The latest example in this respect is two High Court judgements concerning payroll costs for Danish banks. In its judgements the High Court ruled that it was a change of practice when in 2012 and 2013 the Danish tax authorities refused two Danish banks the right to deduct payroll costs paid in connection with the acquisition of other banking activities. The High Court clearly and unambiguously rejected the Danish tax authorities' attempt to tighten the practice with retroactive effect. However, at the same time the High Court allowed for a change of practice going forward, but in this way Danish taxpayers will be allowed to adapt to the change and to spark an upfront political debate in parliament. Plesner represented the taxpayers before the High Court.
Commencement of the cases
By decisions in 2012 and 2013 the Danish tax authorities refused two Danish banks to deduct payroll costs that they had paid in connection with the acquisitions and attempted acquisitions of other banking activities in connection with the financial crisis.
Both cases were appealed to the Danish National Tax Tribunal which ruled in favor of the banks. The Danish Ministry of Taxation brought the cases before the courts where, at the Ministry's request, they were heard by the Danish Eastern High Court as the court of first instance because they were of general public importance.
The Danish tax authorities made similar decisions in respect of other banks and at this point in time nine of those decisions have been brought before the Danish National Tax Tribunal. One case is pending before the courts but it has been stayed pending the outcome of the two cases in which the High Court has now passed judgment.
Right to deduct payroll costs
Until now, payroll costs have been considered to be the typical example of a deductible operating expense under section 6 of the Danish State Tax Act. However, the provision of section 6 does not authorise deducting expenses used to expand a going concern.
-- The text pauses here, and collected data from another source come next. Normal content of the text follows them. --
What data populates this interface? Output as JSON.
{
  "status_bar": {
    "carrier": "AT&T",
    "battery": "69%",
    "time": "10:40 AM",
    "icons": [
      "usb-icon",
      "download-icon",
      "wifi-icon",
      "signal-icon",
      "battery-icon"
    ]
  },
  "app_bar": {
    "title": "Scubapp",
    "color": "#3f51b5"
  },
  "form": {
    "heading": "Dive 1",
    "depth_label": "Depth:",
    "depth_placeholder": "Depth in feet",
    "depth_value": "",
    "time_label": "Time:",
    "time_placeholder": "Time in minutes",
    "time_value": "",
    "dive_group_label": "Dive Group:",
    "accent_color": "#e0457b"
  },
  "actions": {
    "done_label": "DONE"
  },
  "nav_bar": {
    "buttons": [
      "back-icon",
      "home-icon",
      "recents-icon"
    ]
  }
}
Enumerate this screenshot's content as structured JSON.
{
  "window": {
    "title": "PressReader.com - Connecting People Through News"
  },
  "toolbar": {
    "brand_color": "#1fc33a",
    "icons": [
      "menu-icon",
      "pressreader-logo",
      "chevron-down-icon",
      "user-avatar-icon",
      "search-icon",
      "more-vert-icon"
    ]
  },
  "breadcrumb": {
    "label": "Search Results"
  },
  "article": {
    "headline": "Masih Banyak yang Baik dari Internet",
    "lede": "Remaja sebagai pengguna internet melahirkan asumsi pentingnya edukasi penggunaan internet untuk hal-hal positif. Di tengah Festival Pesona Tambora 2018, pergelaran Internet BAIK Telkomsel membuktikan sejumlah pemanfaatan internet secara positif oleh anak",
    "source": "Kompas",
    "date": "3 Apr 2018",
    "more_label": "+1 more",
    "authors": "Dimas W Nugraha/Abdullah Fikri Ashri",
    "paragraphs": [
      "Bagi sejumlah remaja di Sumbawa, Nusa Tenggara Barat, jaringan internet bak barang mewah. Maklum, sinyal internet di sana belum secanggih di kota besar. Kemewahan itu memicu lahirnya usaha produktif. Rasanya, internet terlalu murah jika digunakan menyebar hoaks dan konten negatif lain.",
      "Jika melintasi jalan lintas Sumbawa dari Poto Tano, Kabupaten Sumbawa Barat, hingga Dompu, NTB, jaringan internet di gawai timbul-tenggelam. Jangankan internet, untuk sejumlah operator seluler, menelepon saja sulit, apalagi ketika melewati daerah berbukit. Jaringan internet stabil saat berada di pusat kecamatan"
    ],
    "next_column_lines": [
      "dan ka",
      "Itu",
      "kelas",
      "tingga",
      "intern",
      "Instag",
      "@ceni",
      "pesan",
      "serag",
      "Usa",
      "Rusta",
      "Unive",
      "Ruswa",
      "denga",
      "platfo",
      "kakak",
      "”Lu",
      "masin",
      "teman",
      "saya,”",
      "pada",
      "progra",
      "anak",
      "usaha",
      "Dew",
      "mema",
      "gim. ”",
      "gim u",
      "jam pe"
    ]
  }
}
The Danish Ministry of Taxation therefore argued that the part of the banks' payroll costs covering work in connection with the acquisition of branches and banking activities as well as attempts at such acquisitions in the years 2008-2010 was not deductible.
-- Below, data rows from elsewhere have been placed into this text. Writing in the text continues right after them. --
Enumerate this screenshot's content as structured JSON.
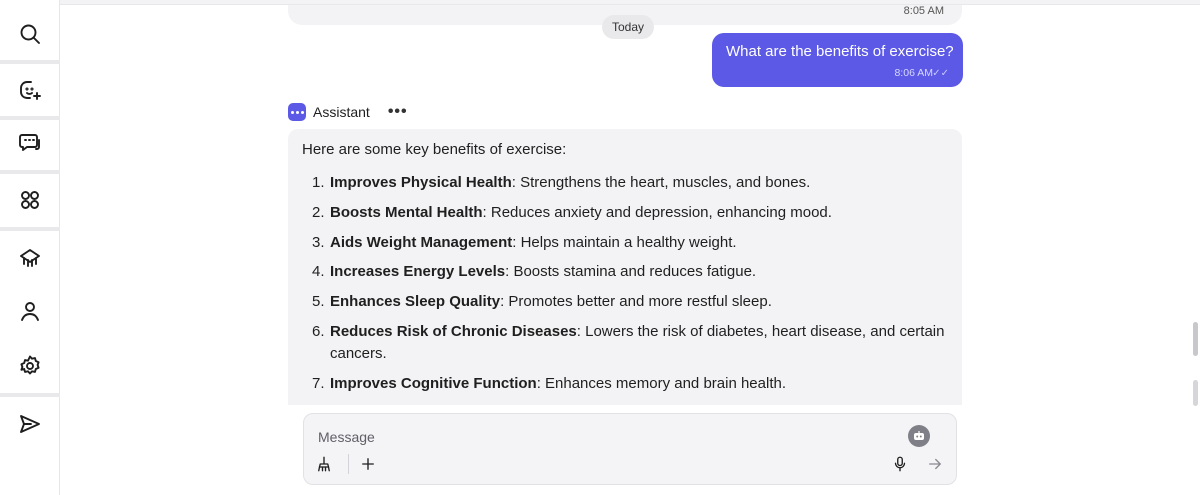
{
  "sidebar": {
    "items": [
      {
        "icon": "search-icon"
      },
      {
        "icon": "new-assistant-icon"
      },
      {
        "icon": "chats-icon"
      },
      {
        "icon": "apps-icon"
      },
      {
        "icon": "models-icon"
      },
      {
        "icon": "user-icon"
      },
      {
        "icon": "settings-icon"
      },
      {
        "icon": "send-icon"
      }
    ]
  },
  "chat": {
    "previous_time": "8:05 AM",
    "day_label": "Today",
    "user_message": {
      "text": "What are the benefits of exercise?",
      "time": "8:06 AM",
      "status": "✓✓"
    },
    "assistant": {
      "name": "Assistant",
      "more": "•••",
      "intro": "Here are some key benefits of exercise:",
      "benefits": [
        {
          "num": "1.",
          "title": "Improves Physical Health",
          "text": ": Strengthens the heart, muscles, and bones."
        },
        {
          "num": "2.",
          "title": "Boosts Mental Health",
          "text": ": Reduces anxiety and depression, enhancing mood."
        },
        {
          "num": "3.",
          "title": "Aids Weight Management",
          "text": ": Helps maintain a healthy weight."
        },
        {
          "num": "4.",
          "title": "Increases Energy Levels",
          "text": ": Boosts stamina and reduces fatigue."
        },
        {
          "num": "5.",
          "title": "Enhances Sleep Quality",
          "text": ": Promotes better and more restful sleep."
        },
        {
          "num": "6.",
          "title": "Reduces Risk of Chronic Diseases",
          "text": ": Lowers the risk of diabetes, heart disease, and certain cancers."
        },
        {
          "num": "7.",
          "title": "Improves Cognitive Function",
          "text": ": Enhances memory and brain health."
        }
      ]
    }
  },
  "composer": {
    "placeholder": "Message"
  },
  "colors": {
    "accent": "#5b59e6",
    "bubble_bg": "#f3f3f5"
  }
}
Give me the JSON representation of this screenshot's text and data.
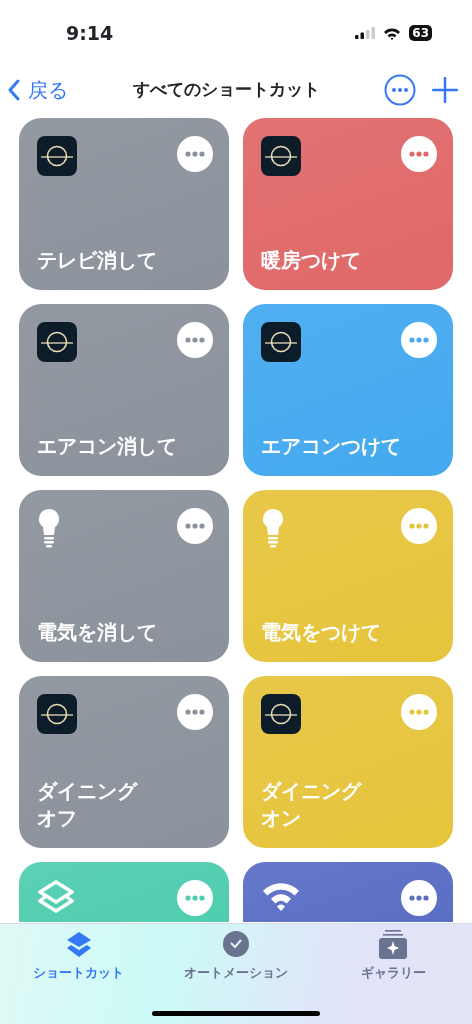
{
  "status_bar": {
    "time": "9:14",
    "battery": "63"
  },
  "nav": {
    "back": "戻る",
    "title": "すべてのショートカット"
  },
  "shortcuts": [
    {
      "label": "テレビ消して",
      "kind": "app",
      "color": "#8b929b"
    },
    {
      "label": "暖房つけて",
      "kind": "app",
      "color": "#e06868"
    },
    {
      "label": "エアコン消して",
      "kind": "app",
      "color": "#8b929b"
    },
    {
      "label": "エアコンつけて",
      "kind": "app",
      "color": "#44a9ef"
    },
    {
      "label": "電気を消して",
      "kind": "bulb",
      "color": "#8b929b"
    },
    {
      "label": "電気をつけて",
      "kind": "bulb",
      "color": "#e6c43c"
    },
    {
      "label_lines": [
        "ダイニング",
        "オフ"
      ],
      "kind": "app",
      "color": "#8b929b"
    },
    {
      "label_lines": [
        "ダイニング",
        "オン"
      ],
      "kind": "app",
      "color": "#e6c43c"
    },
    {
      "kind": "layers",
      "color": "#50cdb0"
    },
    {
      "kind": "wifi",
      "color": "#5a6ec4"
    }
  ],
  "tabs": [
    {
      "label": "ショートカット",
      "kind": "layers",
      "selected": true
    },
    {
      "label": "オートメーション",
      "kind": "clock",
      "selected": false
    },
    {
      "label": "ギャラリー",
      "kind": "gallery",
      "selected": false
    }
  ]
}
The judgments by the High Court
The High Court found - as claimed by the Ministry of Taxation - that deduction for the part of the payroll costs covering work performed in connection with an expansion of a business can be refused. It was taken into account in both cases that the banks' acquisitions of other banking activities were expansions of the banks' activities as defined in the Danish State Tax Act.
But the High Court ruled for the banks in that the Danish tax authorities' decisions were such a material change of practice that it could not be made without a prior, publicly available notice. The reason was that in the relevant income years there was a general conception of the law also within the tax authorities corresponding to the banks' claims. Thus, the banks had a justified expectation that the part of the banks' ordinary payroll costs relating to the acquisition of banking activities was not to be calculated separately and that deduction for this part of the payroll costs would not be refused.
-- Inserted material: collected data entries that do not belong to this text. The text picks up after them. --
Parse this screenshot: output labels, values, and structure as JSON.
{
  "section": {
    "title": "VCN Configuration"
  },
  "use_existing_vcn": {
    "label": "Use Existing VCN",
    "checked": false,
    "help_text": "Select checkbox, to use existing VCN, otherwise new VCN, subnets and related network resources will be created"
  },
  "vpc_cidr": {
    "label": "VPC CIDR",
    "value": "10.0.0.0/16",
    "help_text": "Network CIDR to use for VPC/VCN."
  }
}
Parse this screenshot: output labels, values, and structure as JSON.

Judgments in favour of the banks were consequently passed.
The future importance of the judgments
By passing the two judgments the High Court has established that the Danish tax authorities' reinterpretation of section 6 of the Danish State Tax Act including a limitation on the right to deduct the businesses' ordinary payroll costs, even if it could be covered by the wording of the provision, is such a clear deviation from previous administration of the law that it could not have retroactive effect.
The breakdown of the businesses' ordinary operating costs into a deductible and a non-deductible part as wanted by the Danish tax authorities entails a large number of practical problems and problems of general public importance to be clarified if such breakdown is to be made on a justifiable basis in terms of the due process of law. It is therefore important that any future guidelines are not determined based on the results of a few cases selected by the Danish tax authorities but based on a thorough analysis of all relevant issues.
In this connection it should also be borne in mind that if the situation should occur, the Danish tax authorities' reinterpretation does not only affect the deduction for payroll costs but also all other traditional operating costs such as expenses relating to rent, electricity, heating and telephone and that the reduction in the businesses' right to deduct will not only affect expansions in the form of acquisitions but also all other activities not included in the individual business' actual operation.
It is therefore extremely important to the future determination of the businesses' operating cost deduction that the High Court clearly and unambiguously has rejected the Danish tax authorities' attempt to tighten the practice with retroactive effect.
The two judgments mean that the businesses have been ensured a procedure where it will be possible to involve all relevant parties to discuss the future concept of operating expenses and where more political issues such as the increased effective taxation of businesses, which a limitation of the right to deduct payroll costs etc. will entail, can also be brought into play.
Just before deadline of this article the Minsitry of Taxation has appealed the two judgements to the Supreme Court.